The European Union’s Sustainable Finance Disclosure Regulation (SFDR) is one of the landmark frameworks steering sustainable investments, but it has also created confusion when it comes to interpreting the rules
Antonio Celeste is Director for Sustainability Product Management at Qontigo. Saumya Mehrotra is Associate Principal, Index Product Management.
In particular, the SFDR’s definition of Sustainable Investment (SI) is key for funds seeking to comply with the regulation and meet client expectations. In Article 2 (17), the legislative package provides broad principles of what an SI should be (*), but it does not set specific criteria or quantifiable metrics to define it.
(*) SFDR definition of SI:
1. It follows good governance practices
2. It does no significant harm (“DNSH”) to environmental and social objectives
3. Investee companies deliver a positive contribution through an economic activity that supports either environmental or social objectives, or both.
To help investors in the construction of portfolios, Qontigo has published a methodology guide for reporting the SI percentage of STOXX and DAX indices. The methodology follows the SFDR definitions, and is based on fundamental choices to identify pragmatic answers, build solutions and maximize robustness in an evolving context.
Methodology choices based on available information
The document highlights some key background elements to understand how the concept of SI is considered under the European regulation. It contains an overview of Qontigo’s methodological approach that allows investments to be classified as sustainable or not, and a more detailed presentation of the individual steps within it. Additionally, it shows how portfolio aggregation of the SI percentage is calculated.
This methodology was developed using a “best efforts” stance. Given the room for interpreting the rules and official guidance, Qontigo has used the most selective criteria and a pragmatic approach in integrating the rules, and our team constantly monitors legislative developments in the field.
Why a clear definition of SI is important
SI, as defined in the SFDR, is a cornerstone of the EU’s sustainable finance regulatory agenda:
- It determines the eligibility of securities to be included in SFDR Art. 9 products.
- It entails a concept of good governance and DNSH that are part of the exclusion base layer for SFDR Arts. 8 and 9.
- It overlaps with the EU Taxonomy under development.
- It represents one of three ways in which end investors can express their sustainability preferences under MiFID II.
Figure 1: Common requirements under SFDR, MiFID II and the EU Taxonomy.
Importantly, Qontigo has taken a “binary approach” to considering a company as an SI, taking a 20% sustainable revenue alignment threshold at the company level as the determinant factor. The company’s positive contribution will be measured using the United Nations’ Sustainable Development Goals (SDGs) until the Taxonomy is fully developed.
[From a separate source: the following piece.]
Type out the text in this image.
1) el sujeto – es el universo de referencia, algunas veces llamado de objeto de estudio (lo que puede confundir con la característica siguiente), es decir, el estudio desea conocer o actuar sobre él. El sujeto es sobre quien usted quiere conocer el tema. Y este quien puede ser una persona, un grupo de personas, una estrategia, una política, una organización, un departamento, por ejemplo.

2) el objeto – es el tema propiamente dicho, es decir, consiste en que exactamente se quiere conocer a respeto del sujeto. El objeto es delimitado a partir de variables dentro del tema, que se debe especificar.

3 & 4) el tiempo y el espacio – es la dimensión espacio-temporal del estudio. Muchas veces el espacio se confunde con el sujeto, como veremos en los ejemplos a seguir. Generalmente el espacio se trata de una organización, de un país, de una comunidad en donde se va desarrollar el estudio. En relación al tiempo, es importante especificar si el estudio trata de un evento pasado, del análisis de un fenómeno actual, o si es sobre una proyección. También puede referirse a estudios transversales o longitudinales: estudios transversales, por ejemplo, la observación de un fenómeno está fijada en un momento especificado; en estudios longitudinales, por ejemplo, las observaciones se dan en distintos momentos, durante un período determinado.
Guiding principles in our methodology
Qontigo used the following guiding principles when developing the SI methodology presented in the document:
- Consistency with the existing reference frameworks for the EU’s SI regulations
- Specificity, so as to reflect the current recommendations in the SFDR as far as possible
- Integrity, to avoid any risk of greenwashing
- Cohesiveness across all indices
- Flexibility, to account for different approaches and evolving regulation.
Qontigo is committed to updating its methodology as the regulatory environment develops and more data becomes available. We invite you to download the document and share any comments and questions with us.
 For example, SFDR states that Art. 9 financial products “may invest in a wide range of underlying assets, provided these underlying assets qualify as ‘sustainable investments.’”
 The European Commission has defined the Taxonomy as “a classification system, establishing a list of environmentally sustainable economic activities.”
 A binary approach means a company is (100%) or is not (0%) an SI based on a particular threshold of sustainable economic activity that qualifies it as such. The alternative is to take an “in-part approach,” reflecting the exact share of a company’s economic activity that can be considered as is sustainable.